SEMUA BERAWAL DARI NIAT
Oleh : Rofiq Abidin

Barang siapa yang menghendaki keuntungan di akhirat akan Kami tambah keuntungan itu baginya dan barang siapa yang menghendaki keuntungan di dunia Kami berikan kepadanya sebagian dari keuntungan dunia dan tidak ada baginya suatu bahagianpun di akhirat.
(QS. Asy Syuura :20).

Dalam setiap pekerjaan kita, ada sebuah kehendak hati yang menggerakkan langkah kita, ialah niat. Semua yang kita lakukan menyimpan kepentingan-kepentingan, bisa jadi kepentingan itu bermanfaat, mudharat atau bahkan kepentingan itu kosong hanya sebatas kepuasan.
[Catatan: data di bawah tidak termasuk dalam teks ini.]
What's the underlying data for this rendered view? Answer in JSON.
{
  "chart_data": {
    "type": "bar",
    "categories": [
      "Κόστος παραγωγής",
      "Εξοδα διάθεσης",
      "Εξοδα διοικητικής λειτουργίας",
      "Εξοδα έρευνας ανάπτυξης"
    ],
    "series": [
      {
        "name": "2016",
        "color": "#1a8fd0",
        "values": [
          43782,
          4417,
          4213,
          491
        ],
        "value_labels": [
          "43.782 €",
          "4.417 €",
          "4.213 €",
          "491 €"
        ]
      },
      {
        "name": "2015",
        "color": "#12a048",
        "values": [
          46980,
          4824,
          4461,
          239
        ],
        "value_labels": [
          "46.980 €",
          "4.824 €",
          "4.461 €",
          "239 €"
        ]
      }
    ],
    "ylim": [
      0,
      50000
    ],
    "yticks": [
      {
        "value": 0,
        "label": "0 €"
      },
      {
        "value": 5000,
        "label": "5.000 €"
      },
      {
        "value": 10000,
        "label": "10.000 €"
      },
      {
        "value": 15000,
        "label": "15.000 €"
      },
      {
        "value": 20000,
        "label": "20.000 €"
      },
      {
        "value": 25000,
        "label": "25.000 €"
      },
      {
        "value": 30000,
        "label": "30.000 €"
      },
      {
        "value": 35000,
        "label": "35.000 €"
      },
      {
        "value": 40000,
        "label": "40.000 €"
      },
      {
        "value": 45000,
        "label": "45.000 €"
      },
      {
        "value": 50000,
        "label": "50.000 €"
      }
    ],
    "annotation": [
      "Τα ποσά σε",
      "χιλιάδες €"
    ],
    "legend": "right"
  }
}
Niat merupakan ruh dalam amal, niatlah yang akan menjaga semangat kita dan memotivasi kita. Jika kita mulai lemah dan lesu dalam mencapai sesuatu, kembalilah kepada niat baik anda, karena niat menyimpan tujuan, kepentingan dan obsesi anda. Niat akan meminyaki api semangat anda, karena getaran niat ini akan benar-benar menggetarkan emosi anda jika dilakukan dengan ikhlas dan penuh khusyuk. Niat dapat mengembalikan kita untuk kembali, kembali kepada jalan kebenaran, yakni jalan Allah. Jika kita mulai berbelok arah, niatkan kembali karena Allah. Boleh jadi kita melakukan sesuatu tapi tidak sesuai dengan niat kita, kita meninggalkan niat yang pernah kita ikrarkan dalam hati dan kita komitmenkan dengan lisan, kita jadi berpaling dari arah tujuan semula. Islam sangat memperhatikan urusan niat ini, setiap amal dan peribadatan kita memang sangat ditentukan oleh niat. Rasulullah menegaskan dalam buah tuturnya (Al Hadits) :
Daripada ‘Umar bin al-Khaththab RA, dia berkata, Rasulullah (shalawat dan salam ke atas baginda) bersabda: “Sesungguhnya amal itu tidak lain hanyalah dengan niat dan sesungguhnya bagi setiap orang hanyalah apa yang dia niatkan. Maka barang siapa yang berhijrah kepada Allah dan Rasul-Nya maka hijrahnya adalah kepada Allah dan Rasul-Nya. Dan barang siapa yang berhijrah untuk dunia yang dia inginkan atau kerana seorang wanita yang ingin dia nikahi, maka hijrahnya adalah kepada apa yang dia berhijrah kerananya.

Niat dan Hijrah
Buah tutur Rasulullah SAW yang tertulis di atas ada dalam kitab Riadus Shalikhin pada halaman pertama, perihal ini menjadikan saya tertarik untuk membaca berulang-ulang, karena selama ini rata-rata kita hanya mendapat penggalan hadistnya saja yakni “insnamal a’malu bin niat” (sesungguhnya setiap amal tergantung/dengan niatnya). Namun ternyata sebuah perintah hijrahpun disertakan dalam hadist ini oleh Rasulullah SAW, bermakna adanya makna historis antara niat dengan hijrah. HIjrah merupakan salah satu amal yang diperintahkan oleh Allah kepada Rasulullah SAW dan ummatnya untuk membangun diri (nafs), tempat peradaban dan aplikasi aturan-aturan Ilahiyah, sehingga wujudlah Madinah (sebuah tempat peradaban yang didalamnya diberlakukan aturan Allah oleh manusia). Apa kaitan niat dengan hijrah? Secara historis pada masa itu hijrah menentukan kelanjutan iman seorang muslim. Jadi jika niat berhijrah mestilah karena Allah dan Rasulnya, bukan untuk mendapatkan harta, wanita atau bahkan kelimpahan saat mencapai kemenangan. Semua kelimpahan pada masa yang akan datang adalah efek dari niat tulus kita untuk berhijrah, mengubah diri menjadi lebih baik, lebih sholeh, lebih sukses dan kemakmuran lainnya.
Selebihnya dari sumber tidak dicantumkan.